Im April hat Cargobeamer den Betrieb des bestehenden Terminals in Kaldenkirchen übernommen. Damit ist die operative Verantwortung vom bisherigen Betreiber auf CargoBeamer übergegangen, während gleichzeitig die Tiefbauarbeiten für den Ausbau des Standorts zum ersten CargoBeamer-Terminal in Deutschland parallel zum operativen Betrieb laufen. Cargobeamer betreibt zwischen Kaldenkirchen und Domodossola seit mehreren Jahren eine Verbindung für den Transport nicht-kranbarer Sattelauflieger. Mit aktuell 20 wöchentlichen Rundläufen weise sie „einen der dichtesten Fahrpläne im europäischen kombinierten Verkehr auf“, so das Unternehmen.

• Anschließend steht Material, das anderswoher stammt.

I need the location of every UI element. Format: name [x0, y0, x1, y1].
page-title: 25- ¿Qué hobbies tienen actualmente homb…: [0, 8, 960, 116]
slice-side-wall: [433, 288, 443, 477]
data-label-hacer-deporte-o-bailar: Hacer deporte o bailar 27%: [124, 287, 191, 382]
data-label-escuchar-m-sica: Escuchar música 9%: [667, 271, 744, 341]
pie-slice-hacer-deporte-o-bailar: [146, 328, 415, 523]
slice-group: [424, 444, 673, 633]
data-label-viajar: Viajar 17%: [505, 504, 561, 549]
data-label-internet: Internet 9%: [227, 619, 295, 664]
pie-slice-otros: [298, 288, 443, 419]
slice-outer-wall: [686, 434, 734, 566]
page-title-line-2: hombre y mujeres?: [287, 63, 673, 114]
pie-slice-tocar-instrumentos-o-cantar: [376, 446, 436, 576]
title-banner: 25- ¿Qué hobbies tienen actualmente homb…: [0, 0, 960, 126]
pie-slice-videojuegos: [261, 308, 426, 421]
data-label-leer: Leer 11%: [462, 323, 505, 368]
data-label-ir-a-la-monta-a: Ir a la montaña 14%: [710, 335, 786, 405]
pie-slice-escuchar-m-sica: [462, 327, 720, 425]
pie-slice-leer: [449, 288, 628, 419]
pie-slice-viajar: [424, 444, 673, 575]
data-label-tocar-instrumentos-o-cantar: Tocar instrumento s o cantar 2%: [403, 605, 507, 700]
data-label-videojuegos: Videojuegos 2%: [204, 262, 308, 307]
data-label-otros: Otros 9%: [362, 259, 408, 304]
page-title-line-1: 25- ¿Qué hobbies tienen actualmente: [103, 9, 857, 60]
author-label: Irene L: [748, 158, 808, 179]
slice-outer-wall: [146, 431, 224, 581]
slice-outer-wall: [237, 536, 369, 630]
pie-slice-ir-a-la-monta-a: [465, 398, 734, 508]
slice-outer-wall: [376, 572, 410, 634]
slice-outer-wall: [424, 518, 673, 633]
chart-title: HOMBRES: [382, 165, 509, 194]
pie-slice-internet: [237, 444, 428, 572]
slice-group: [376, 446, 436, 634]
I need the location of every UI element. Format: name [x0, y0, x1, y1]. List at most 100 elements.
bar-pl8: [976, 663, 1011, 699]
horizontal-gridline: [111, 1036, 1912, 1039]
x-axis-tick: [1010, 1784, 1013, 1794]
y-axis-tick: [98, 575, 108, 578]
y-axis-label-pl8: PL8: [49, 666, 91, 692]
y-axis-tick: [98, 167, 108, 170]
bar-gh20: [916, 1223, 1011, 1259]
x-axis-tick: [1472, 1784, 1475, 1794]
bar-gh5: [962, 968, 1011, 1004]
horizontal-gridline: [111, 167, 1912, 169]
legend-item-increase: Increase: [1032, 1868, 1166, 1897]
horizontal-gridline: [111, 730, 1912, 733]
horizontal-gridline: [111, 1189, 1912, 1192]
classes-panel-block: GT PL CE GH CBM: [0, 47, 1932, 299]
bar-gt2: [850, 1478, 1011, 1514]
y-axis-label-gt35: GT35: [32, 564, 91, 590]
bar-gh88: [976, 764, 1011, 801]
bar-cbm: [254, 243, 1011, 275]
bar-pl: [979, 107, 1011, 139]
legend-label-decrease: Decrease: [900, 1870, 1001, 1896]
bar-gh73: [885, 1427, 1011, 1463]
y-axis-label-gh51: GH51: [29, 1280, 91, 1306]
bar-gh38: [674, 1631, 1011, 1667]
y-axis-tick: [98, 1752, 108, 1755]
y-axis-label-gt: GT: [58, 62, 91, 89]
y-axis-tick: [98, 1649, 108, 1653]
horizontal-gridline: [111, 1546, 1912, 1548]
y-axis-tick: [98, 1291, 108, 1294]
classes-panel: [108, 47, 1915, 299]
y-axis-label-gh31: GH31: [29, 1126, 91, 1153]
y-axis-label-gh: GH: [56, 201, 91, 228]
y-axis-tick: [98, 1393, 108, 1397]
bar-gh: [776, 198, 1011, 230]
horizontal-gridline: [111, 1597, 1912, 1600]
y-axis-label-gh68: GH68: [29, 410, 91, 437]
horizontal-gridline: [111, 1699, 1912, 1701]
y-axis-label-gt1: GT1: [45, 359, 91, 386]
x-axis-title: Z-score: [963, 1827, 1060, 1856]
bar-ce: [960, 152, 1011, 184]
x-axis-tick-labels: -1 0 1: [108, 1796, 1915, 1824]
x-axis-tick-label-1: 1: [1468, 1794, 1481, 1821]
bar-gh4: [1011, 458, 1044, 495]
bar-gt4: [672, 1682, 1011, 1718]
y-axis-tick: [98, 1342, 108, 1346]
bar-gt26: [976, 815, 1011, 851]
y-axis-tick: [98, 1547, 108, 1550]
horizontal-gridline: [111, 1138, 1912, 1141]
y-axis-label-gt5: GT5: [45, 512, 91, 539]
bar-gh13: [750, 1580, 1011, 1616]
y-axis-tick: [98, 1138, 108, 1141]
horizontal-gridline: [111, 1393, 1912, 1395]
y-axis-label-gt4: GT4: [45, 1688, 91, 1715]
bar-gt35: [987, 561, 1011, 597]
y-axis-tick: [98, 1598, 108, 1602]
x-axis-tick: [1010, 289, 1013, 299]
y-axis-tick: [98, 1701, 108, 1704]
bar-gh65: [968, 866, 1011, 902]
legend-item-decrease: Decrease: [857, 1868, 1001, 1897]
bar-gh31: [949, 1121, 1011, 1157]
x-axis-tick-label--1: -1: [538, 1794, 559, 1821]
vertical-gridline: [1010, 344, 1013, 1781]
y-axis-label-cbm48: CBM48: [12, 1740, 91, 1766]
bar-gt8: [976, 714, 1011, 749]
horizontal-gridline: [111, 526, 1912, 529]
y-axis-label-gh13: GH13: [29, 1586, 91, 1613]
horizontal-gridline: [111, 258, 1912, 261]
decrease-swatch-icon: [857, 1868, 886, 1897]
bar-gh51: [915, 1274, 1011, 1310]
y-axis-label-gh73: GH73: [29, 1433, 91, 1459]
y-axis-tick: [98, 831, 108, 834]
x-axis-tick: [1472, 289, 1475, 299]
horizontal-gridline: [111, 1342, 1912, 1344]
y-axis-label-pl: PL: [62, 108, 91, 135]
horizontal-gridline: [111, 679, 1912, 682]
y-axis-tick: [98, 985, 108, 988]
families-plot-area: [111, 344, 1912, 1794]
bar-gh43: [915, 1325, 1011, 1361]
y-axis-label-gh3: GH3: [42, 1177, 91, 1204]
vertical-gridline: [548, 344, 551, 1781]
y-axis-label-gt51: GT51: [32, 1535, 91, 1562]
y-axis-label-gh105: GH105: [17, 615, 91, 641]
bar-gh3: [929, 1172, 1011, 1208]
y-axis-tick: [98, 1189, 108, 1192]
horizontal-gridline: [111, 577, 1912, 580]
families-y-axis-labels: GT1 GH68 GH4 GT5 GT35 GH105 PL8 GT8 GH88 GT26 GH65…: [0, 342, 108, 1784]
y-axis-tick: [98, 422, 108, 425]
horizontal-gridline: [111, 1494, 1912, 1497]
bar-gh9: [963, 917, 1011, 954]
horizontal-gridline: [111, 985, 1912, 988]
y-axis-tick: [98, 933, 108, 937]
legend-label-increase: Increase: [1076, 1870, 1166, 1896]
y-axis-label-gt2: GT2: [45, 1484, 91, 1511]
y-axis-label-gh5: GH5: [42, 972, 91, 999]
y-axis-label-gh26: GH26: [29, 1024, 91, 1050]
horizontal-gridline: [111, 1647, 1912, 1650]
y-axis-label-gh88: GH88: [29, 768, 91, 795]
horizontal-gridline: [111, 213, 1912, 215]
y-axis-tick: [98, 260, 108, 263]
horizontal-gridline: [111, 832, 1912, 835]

Kapazität des Terminals wird deutlich ausgebaut
Die Einheiten werden heute auf dem bestehenden Gelände in Kaldenkirchen mittels Reachstacker umgeschlagen. Mit Einbau der Cargobeamer-Umschlagtechnologie will Cargobeamer fortan den „vollautomatisierten, horizontalen Umschlag sämtlicher Arten von Sattelaufliegern“ ermöglichen und so die Kapazität des Terminals in Kaldenkirchen ab 2027 auf rund 140.000 Ladeeinheiten jährlich verdoppelt. Mit Abschluss des Vollausbaus soll die Terminalkapazität mit über 200.000 Ladeeinheiten pro Jahr mehr als dreimal so hoch sein wie vor dem Ausbau. Laut Cargobeamer liegen die Arbeiten im Plan und die erste von zwei Ausbaustufen soll zum Start des Jahres 2027 in Betrieb gehen.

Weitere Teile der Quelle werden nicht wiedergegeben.